I received an e-mail from an international bestselling author based in Spain seeking to hire me for his novel that was about to be published in the States. When I asked him how he had heard about me, he said Frank McCourt recommended me.
“Frank McCourt?” I responded with surprise. “But I don’t know Frank McCourt.”
The author said he and McCourt had met at a book event in Spain and that he asked McCourt to recommend a publicist in the United States. According to the author, Mr. McCourt replied without hesitation that I was the best publicist in Manhattan.
I was stunned, flattered and overwhelmed with emotion.
Frank McCourt won a Pulitzer in 1997 for his poignant and heart-wrenching memoir, Angela’s Ashes, which recounts his difficult childhood in Ireland. I had read Angela’s Ashes when it first came out and was not surprised when it won the Pulitzer in 1997. I thought it was well-deserved.
How had Frank McCourt heard about me? The author didn’t know. I did a web search for Mr. McCourt’s e-mail address to thank him, but it was not listed anywhere. I called his publisher, but the publisher would not give it out. After a futile search, I gave up.

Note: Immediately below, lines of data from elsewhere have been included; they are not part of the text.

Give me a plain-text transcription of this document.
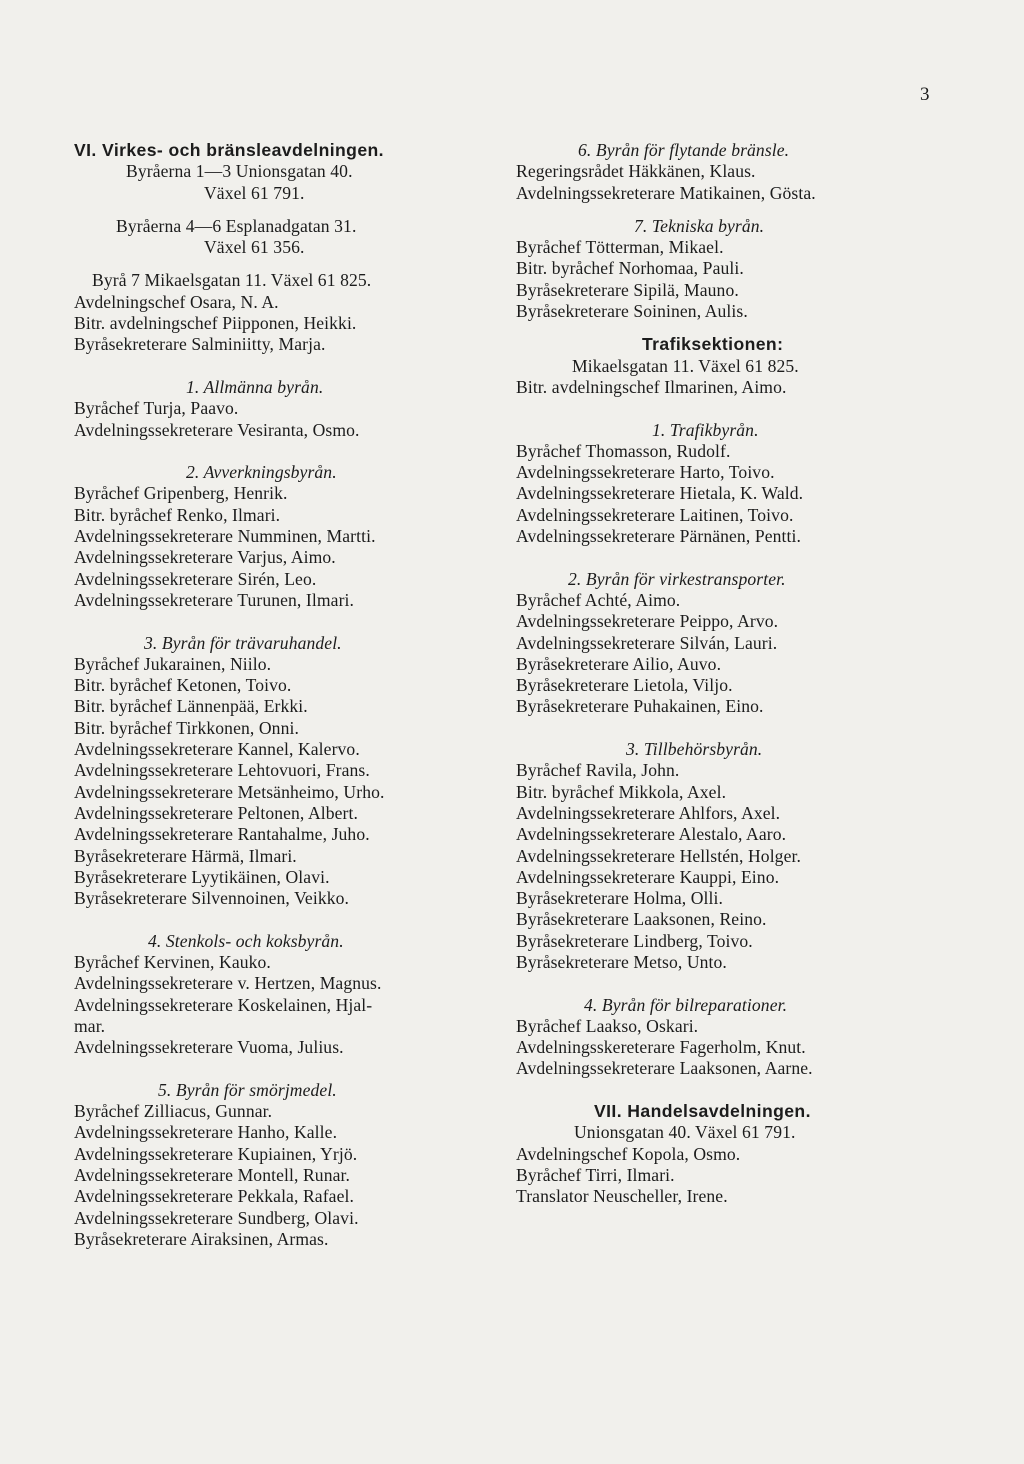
3
VI. Virkes- och bränsleavdelningen.
Byråerna 1—3 Unionsgatan 40.
Växel 61 791.
Byråerna 4—6 Esplanadgatan 31.
Växel 61 356.
Byrå 7 Mikaelsgatan 11. Växel 61 825.
Avdelningschef Osara, N. A.
Bitr. avdelningschef Piipponen, Heikki.
Byråsekreterare Salminiitty, Marja.
1. Allmänna byrån.
Byråchef Turja, Paavo.
Avdelningssekreterare Vesiranta, Osmo.
2. Avverkningsbyrån.
Byråchef Gripenberg, Henrik.
Bitr. byråchef Renko, Ilmari.
Avdelningssekreterare Numminen, Martti.
Avdelningssekreterare Varjus, Aimo.
Avdelningssekreterare Sirén, Leo.
Avdelningssekreterare Turunen, Ilmari.
3. Byrån för trävaruhandel.
Byråchef Jukarainen, Niilo.
Bitr. byråchef Ketonen, Toivo.
Bitr. byråchef Lännenpää, Erkki.
Bitr. byråchef Tirkkonen, Onni.
Avdelningssekreterare Kannel, Kalervo.
Avdelningssekreterare Lehtovuori, Frans.
Avdelningssekreterare Metsänheimo, Urho.
Avdelningssekreterare Peltonen, Albert.
Avdelningssekreterare Rantahalme, Juho.
Byråsekreterare Härmä, Ilmari.
Byråsekreterare Lyytikäinen, Olavi.
Byråsekreterare Silvennoinen, Veikko.
4. Stenkols- och koksbyrån.
Byråchef Kervinen, Kauko.
Avdelningssekreterare v. Hertzen, Magnus.
Avdelningssekreterare Koskelainen, Hjal-
mar.
Avdelningssekreterare Vuoma, Julius.
5. Byrån för smörjmedel.
Byråchef Zilliacus, Gunnar.
Avdelningssekreterare Hanho, Kalle.
Avdelningssekreterare Kupiainen, Yrjö.
Avdelningssekreterare Montell, Runar.
Avdelningssekreterare Pekkala, Rafael.
Avdelningssekreterare Sundberg, Olavi.
Byråsekreterare Airaksinen, Armas.
6. Byrån för flytande bränsle.
Regeringsrådet Häkkänen, Klaus.
Avdelningssekreterare Matikainen, Gösta.
7. Tekniska byrån.
Byråchef Tötterman, Mikael.
Bitr. byråchef Norhomaa, Pauli.
Byråsekreterare Sipilä, Mauno.
Byråsekreterare Soininen, Aulis.
Trafiksektionen:
Mikaelsgatan 11. Växel 61 825.
Bitr. avdelningschef Ilmarinen, Aimo.
1. Trafikbyrån.
Byråchef Thomasson, Rudolf.
Avdelningssekreterare Harto, Toivo.
Avdelningssekreterare Hietala, K. Wald.
Avdelningssekreterare Laitinen, Toivo.
Avdelningssekreterare Pärnänen, Pentti.
2. Byrån för virkestransporter.
Byråchef Achté, Aimo.
Avdelningssekreterare Peippo, Arvo.
Avdelningssekreterare Silván, Lauri.
Byråsekreterare Ailio, Auvo.
Byråsekreterare Lietola, Viljo.
Byråsekreterare Puhakainen, Eino.
3. Tillbehörsbyrån.
Byråchef Ravila, John.
Bitr. byråchef Mikkola, Axel.
Avdelningssekreterare Ahlfors, Axel.
Avdelningssekreterare Alestalo, Aaro.
Avdelningssekreterare Hellstén, Holger.
Avdelningssekreterare Kauppi, Eino.
Byråsekreterare Holma, Olli.
Byråsekreterare Laaksonen, Reino.
Byråsekreterare Lindberg, Toivo.
Byråsekreterare Metso, Unto.
4. Byrån för bilreparationer.
Byråchef Laakso, Oskari.
Avdelningsskereterare Fagerholm, Knut.
Avdelningssekreterare Laaksonen, Aarne.
VII. Handelsavdelningen.
Unionsgatan 40. Växel 61 791.
Avdelningschef Kopola, Osmo.
Byråchef Tirri, Ilmari.
Translator Neuscheller, Irene.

Since then, I’ve received requests from other international bestselling authors whom I represented when their books were published in America.
Nick Stone, whose most recent thriller is The King of Swords (Harper; December 2008; Hardcover), is a household name in Britain, where his debut novel, Mr. Clarinet, received wide acclaim and hit the bestseller lists. Stone’s following in the States is growing. He continues to get rave reviews from the critics.
And bloggers everywhere, both here and abroad, continue to blog about his books, even almost a year after The King of Swords made its debut last December. Just recently, on September 10, I found a google alert for Blog A Book, which posted this comment:
"The King of Swords is a feat of black magic, combining a thrilling plot, unforgettable characters, and the uniquely menacing atmosphere that made Nick Stone's Mr. Clarinet the most celebrated crime debut of 2006."
Nick Stone lives in rain-drenched London but sets his thrillers in sunny Miami. Stone, who was born in Haiti, spends his vacations in the land of the sun which he fantasizes about from his overcast, drizzly London home when he writes his thrillers about the underbelly of Miami.
The King of Swords features a sinister killer who practices black magic and vodoo, and an evil fortune teller who plots the murders from what her Tarot readings reveal.
Mr. Stone told me that a tarot card reader eerily predicted his future, including when, where and how he would meet his wife, and what she would look like, and that he would become an author. He cleverly weaves the Tarot in his spellbinding thriller, which will send a chill up your spine. Autopsies of the murder victims reveal torn Tarot cards – The King of Swords – in the murder victims’ stomach.
Nick Stone’s much anticipated next book is due out in July 2010, and its exotic and forbidden setting will surely draw readers and expand his fan base.
This past Spring, another author, Stanley Trollip, contacted me from South Africa, about his novel, The Second Death of Goodluck Tinubu, also published by Harper this past July. Stanley Trollip is the other half of the writing team, Michael Stanley. He and his co-author Michael Sears, received wide acclaim for their debut novel, A Carrion Death, which was nominated for many awards.
Set in Africa, The New York Times Book Review wrote:
“A first novel saturated with local color.
. . . Happily, Kubu is also hugely appealing—big and solid and smart enough to grasp all angles of this mystery. Readers may be lured to Africa by the landscape, but it takes a great character like Kubu to win our loyalty.”
The Second Death of Goodluck Tinubu is set in Botswana against the backdrop of the war in Rhodesia 30 years ago and its ramification on Africa today. For those interested in the current turmoil in Zimbabwe, this book is a must-read and an entertaining way of learning about a continent paradoxically steeped in beauty but riddled with ugly violence. And fans of The No. 1 Ladies Detective Agency will surely love this series wonderful local color and characters by two authors who live in South Africa, and who were involved in the anti-apartheid movement.
For more about both authors, please visit my weblog at http://www.susanschwartzmanpublicity.com/
If anyone predicted twenty years ago, right before I was to embark on a career as an independent publicist, that I would be representing international authors from the comforts of my home office, I would have given them as much credibility to their prediction as I once did to the Tarot. When Nick Stone made a prediction last Spring, I heeded his words with a skeptic’s hope and a believer’s skepticism.
And if a Tarot card reader had predicted 20 years ago that the renowned Frank McCourt would be recommending me to an international bestselling author in Spain, I would have truly dismissed the reader as crazy.
I never did get to thank Frank McCourt. Unfortunately, the talented author passed away on July 19, 2009 at the age of 78.
Perhaps somewhere in cyberspace Frank McCourt’s cyber soul is reading this blog. Wherever you are in the universe, Frank McCourt, a heartfelt thank you.